The session focused on social determinants of health for transgender communities, then went further to propose human-level clinical interventions to redress medical inequities commonly perpetrated upon trans populations — stigmatizing, misgendering or deadnaming patients — in a health care system originally built to heal. 

“We focus on health care disparities for the LGBTQ community, which is a healing problem in Latin America,” said Franco-Rocha. “Bringing attention to those issues ... I think will broaden perspectives and change ways of thinking.”  

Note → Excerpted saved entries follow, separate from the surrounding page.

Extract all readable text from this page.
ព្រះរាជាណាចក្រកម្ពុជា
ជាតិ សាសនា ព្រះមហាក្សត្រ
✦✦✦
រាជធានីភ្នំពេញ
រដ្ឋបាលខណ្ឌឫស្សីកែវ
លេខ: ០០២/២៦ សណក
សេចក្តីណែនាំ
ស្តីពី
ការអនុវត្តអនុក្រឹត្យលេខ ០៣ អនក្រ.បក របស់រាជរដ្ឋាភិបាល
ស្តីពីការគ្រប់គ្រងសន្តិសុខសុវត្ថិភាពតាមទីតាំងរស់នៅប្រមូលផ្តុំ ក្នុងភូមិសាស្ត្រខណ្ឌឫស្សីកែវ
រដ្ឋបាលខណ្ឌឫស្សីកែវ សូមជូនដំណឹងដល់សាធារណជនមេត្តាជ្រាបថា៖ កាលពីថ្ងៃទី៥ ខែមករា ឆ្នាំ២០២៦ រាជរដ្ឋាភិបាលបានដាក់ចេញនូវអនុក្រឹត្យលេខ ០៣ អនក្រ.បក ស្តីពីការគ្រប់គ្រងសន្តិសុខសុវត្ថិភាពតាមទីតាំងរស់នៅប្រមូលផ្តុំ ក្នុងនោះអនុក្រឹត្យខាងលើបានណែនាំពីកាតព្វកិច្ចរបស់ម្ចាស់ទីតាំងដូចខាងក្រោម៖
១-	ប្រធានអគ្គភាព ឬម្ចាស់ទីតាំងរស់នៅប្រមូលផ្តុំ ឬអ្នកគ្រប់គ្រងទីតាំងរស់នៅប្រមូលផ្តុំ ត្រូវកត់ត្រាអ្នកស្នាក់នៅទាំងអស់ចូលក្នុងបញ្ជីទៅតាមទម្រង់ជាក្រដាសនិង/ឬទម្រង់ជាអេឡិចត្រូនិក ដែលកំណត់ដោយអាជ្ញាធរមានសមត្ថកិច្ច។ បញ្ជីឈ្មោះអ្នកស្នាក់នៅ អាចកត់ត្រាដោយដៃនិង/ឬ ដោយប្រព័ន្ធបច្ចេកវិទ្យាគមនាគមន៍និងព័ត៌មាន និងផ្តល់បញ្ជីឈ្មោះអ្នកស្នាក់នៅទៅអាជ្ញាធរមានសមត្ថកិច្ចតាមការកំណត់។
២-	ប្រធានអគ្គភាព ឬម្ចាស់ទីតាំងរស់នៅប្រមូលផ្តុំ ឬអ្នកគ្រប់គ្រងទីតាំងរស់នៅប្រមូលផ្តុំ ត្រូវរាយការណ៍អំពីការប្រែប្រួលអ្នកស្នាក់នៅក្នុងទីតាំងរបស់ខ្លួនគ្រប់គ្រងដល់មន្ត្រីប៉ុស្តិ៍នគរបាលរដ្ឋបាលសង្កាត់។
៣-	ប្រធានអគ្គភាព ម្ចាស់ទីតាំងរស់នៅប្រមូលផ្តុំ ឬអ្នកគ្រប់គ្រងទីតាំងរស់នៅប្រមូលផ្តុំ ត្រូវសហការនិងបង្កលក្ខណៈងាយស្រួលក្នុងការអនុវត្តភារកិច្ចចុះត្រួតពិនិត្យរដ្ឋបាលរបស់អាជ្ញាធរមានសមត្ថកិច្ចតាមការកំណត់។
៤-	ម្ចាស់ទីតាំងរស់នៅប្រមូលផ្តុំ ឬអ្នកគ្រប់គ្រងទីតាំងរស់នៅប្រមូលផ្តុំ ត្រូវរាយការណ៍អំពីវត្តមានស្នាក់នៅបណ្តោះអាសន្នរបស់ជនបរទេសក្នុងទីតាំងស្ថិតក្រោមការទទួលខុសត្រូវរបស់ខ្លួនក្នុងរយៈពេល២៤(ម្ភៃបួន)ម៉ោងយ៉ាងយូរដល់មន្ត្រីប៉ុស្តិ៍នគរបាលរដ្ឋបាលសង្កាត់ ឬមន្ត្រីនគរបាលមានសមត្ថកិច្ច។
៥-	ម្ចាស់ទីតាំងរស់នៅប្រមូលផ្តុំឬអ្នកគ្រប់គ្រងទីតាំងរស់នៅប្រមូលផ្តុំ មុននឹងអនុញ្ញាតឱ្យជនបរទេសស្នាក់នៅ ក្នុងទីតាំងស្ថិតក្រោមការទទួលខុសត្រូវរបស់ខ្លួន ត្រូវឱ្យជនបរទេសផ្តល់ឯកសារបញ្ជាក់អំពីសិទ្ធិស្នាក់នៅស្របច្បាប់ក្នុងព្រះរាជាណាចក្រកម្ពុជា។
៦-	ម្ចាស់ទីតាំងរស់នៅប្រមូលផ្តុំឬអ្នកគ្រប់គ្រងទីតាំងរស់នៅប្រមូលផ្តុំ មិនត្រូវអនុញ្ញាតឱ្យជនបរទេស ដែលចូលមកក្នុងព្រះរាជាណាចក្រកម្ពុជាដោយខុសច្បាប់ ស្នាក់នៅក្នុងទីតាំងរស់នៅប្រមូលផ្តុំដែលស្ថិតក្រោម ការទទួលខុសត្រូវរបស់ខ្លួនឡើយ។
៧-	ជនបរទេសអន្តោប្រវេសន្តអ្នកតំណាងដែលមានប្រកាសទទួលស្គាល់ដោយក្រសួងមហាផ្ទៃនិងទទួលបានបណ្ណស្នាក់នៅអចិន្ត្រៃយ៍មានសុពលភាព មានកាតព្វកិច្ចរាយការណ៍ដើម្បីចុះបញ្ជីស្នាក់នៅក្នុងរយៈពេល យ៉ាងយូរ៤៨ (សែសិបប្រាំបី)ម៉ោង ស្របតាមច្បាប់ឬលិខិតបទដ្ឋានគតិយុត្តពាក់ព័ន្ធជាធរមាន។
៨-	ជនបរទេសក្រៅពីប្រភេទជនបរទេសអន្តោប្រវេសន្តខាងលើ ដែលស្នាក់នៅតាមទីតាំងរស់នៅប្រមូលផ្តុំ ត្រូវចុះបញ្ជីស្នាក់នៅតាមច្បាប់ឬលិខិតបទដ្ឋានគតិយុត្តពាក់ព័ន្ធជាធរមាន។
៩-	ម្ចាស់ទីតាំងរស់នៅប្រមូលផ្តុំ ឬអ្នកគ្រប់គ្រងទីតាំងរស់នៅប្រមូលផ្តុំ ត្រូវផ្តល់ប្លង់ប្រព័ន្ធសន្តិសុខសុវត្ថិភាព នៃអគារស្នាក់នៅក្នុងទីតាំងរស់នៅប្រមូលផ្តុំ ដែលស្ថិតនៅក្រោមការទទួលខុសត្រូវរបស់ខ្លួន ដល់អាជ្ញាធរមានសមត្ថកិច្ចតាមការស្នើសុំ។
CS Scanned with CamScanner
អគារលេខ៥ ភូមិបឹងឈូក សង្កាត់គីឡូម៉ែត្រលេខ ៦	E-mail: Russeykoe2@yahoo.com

Nursing School colleagues Alexandra Garcia, Heather Cuevas and Bruce Machona, along with Brandon Altillo from Dell Med, shared their research in diabetes management with peers from the College of Medicine at Benemérita Universidad Autónoma de Puebla (BUAP), a longtime partner with UT in global health initiatives. Presenters cited social determinants, including poverty, food insecurity and unstable housing, as direct links to the development of diabetes, which is rising in both the U.S. and Mexico.  

Alex Garcia and Nursing researchers discuss diabetes control at FILUNI 2023

Dell Med and BUAP partnered in another session examining the Academic Model Providing Access to Healthcare (AMPATH), or Modelo Académico para Proveer Acceso a la Salud (MAPAS). Established in Puebla, the well-regarded program is designed to address health issues that affect rural populations in chronic poverty and geographic isolation. Teams of UT and BUAP professors apply community-focused approaches and cross-border perspectives on mental health, nutrition and health education issues.  

AMPATH Mexico Director Ricardo Ainslie and professors Tim Mercer and Rebecca Cook shared their joint philosophy on working with communities in the fields of care, education and research.  

Tim Mercer, Ricardo Ainslie and the AMPATH Mexico panel at FILUNI 2023

“For us at UT Austin, forming a collaborative partnership in Mexico is incredibly important, and we are thrilled with the opportunity to work and learn together with our BUAP [colleagues],” said Mercer. “Specifically, our goal is to partner together and engage with local communities in the Ministry of Health to transform primary health care in rural low-income communities, starting in Puebla, Mexico, that will be better able to address chronic diseases such as diabetes, heart disease and cancer.”